\n
## Charts: Training Data Efficiency & Verifier-Guided Search
### Overview
The image presents two charts side-by-side. The left chart illustrates the training data efficiency on the ProcessBench dataset, showing verification F1 score against the number of training samples for different models. The right chart depicts verifier-guided search performance on the MATH-500 dataset, displaying reasoning accuracy against the number of beams used.
### Components/Axes
**Left Chart:**
* **Title:** Training data efficiency: ProcessBench
* **X-axis:** Training samples (logarithmic scale, from 10^3 to 10^5)
* **Y-axis:** Verification F1 score (from 70 to 90)
* **Legend:**
* ThinkPRM (Orange star)
* DiscPRM (Teal circle)
* LLM-as-a-judge (Blue dashed line)
* **Annotations:** "8K process labels" near the first ThinkPRM data point, "~700K process labels" near the last DiscPRM data point.
**Right Chart:**
* **Title:** Verifier-guided search: MATH-500
* **X-axis:** Number of beams (logarithmic scale, from 2^0 to 2^4, or 1 to 16)
* **Y-axis:** Reasoning accuracy (from 50 to 70)
* **Legend:**
* ThinkPRM (Orange solid line)
* DiscPRM (Teal solid line)
* LLM-as-a-judge (Blue dashed line)
### Detailed Analysis or Content Details
**Left Chart - Training Data Efficiency:**
* **ThinkPRM (Orange Star):** The line slopes downward initially, then plateaus. Approximate data points: (10^3, ~86), (10^4, ~65), (10^5, ~67).
* **DiscPRM (Teal Circle):** The line shows a slight upward trend. Approximate data points: (10^3, ~74), (10^4, ~75), (10^5, ~77).
* **LLM-as-a-judge (Blue Dashed Line):** The line is relatively flat. Approximate data points: (10^3, ~71), (10^4, ~71), (10^5, ~71).
**Right Chart - Verifier-Guided Search:**
* **ThinkPRM (Orange Solid Line):** The line slopes upward. Approximate data points: (2^0, ~64), (2^1, ~65), (2^2, ~67), (2^3, ~68), (2^4, ~69).
* **DiscPRM (Teal Solid Line):** The line slopes upward, but less steeply than ThinkPRM. Approximate data points: (2^0, ~58), (2^1, ~60), (2^2, ~62), (2^3, ~64), (2^4, ~65).
* **LLM-as-a-judge (Blue Dashed Line):** The line slopes upward, starting lower than the other two. Approximate data points: (2^0, ~54), (2^1, ~56), (2^2, ~59), (2^3, ~61), (2^4, ~63).
### Key Observations
* **Left Chart:** ThinkPRM shows a significant drop in verification F1 score as the number of training samples increases from 8K to 700K. DiscPRM shows a modest increase in F1 score with more training data. LLM-as-a-judge remains relatively constant.

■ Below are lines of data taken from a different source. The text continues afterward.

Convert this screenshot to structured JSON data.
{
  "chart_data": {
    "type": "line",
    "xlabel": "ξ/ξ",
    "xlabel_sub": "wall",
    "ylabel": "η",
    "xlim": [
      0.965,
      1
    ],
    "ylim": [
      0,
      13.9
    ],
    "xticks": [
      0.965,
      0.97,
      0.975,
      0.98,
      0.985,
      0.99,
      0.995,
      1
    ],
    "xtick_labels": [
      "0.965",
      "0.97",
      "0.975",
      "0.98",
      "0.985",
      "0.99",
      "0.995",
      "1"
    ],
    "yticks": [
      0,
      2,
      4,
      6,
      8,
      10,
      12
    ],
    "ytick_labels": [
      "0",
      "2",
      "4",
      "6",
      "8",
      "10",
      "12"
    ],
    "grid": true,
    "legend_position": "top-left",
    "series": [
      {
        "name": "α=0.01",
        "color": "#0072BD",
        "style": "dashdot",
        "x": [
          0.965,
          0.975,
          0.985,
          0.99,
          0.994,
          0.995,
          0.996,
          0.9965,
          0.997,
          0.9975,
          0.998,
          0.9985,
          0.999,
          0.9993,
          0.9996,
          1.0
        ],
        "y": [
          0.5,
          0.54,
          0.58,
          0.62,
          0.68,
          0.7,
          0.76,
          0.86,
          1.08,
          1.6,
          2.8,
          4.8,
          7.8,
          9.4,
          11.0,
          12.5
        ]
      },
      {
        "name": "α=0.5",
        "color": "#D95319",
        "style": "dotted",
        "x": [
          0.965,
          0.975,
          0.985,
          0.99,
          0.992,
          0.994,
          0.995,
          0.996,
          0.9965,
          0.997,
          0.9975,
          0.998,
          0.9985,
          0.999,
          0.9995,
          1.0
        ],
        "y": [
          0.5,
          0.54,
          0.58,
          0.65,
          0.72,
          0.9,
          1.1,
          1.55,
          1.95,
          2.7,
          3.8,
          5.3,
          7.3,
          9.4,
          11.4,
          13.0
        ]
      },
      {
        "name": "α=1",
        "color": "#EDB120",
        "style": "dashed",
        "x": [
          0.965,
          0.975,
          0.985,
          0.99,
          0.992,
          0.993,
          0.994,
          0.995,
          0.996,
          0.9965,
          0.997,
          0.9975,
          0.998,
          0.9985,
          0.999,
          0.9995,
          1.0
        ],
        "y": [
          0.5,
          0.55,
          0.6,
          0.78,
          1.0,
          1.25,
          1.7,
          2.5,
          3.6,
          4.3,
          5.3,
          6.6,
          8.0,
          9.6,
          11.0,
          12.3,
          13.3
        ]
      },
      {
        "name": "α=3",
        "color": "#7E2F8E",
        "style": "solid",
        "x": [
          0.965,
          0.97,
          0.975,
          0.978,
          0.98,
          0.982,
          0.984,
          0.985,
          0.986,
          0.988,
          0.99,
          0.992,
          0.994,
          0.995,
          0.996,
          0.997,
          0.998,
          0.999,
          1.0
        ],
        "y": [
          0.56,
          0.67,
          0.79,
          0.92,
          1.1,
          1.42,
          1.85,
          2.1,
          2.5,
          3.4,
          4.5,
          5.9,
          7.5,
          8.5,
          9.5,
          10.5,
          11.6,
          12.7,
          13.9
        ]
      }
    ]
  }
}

* **Right Chart:** All three models show improved reasoning accuracy with an increasing number of beams. ThinkPRM consistently outperforms DiscPRM and LLM-as-a-judge. The performance gap between the models widens as the number of beams increases.
### Interpretation
The left chart suggests that ThinkPRM may not scale well with increasing training data on the ProcessBench dataset, potentially due to overfitting or diminishing returns. DiscPRM demonstrates more stable performance with more data. The right chart indicates that increasing the number of beams in the search process improves reasoning accuracy for all models on the MATH-500 dataset. ThinkPRM's superior performance suggests it benefits more from the verifier-guided search strategy. The consistent performance of LLM-as-a-judge across both charts suggests it may be less sensitive to the specific dataset or search strategy. The logarithmic scales on the x-axes emphasize the relative changes in training samples and beam numbers. The annotations on the left chart highlight the specific training data sizes used for ThinkPRM. The combination of these two charts provides insights into the trade-offs between training data efficiency and search strategy effectiveness for different models.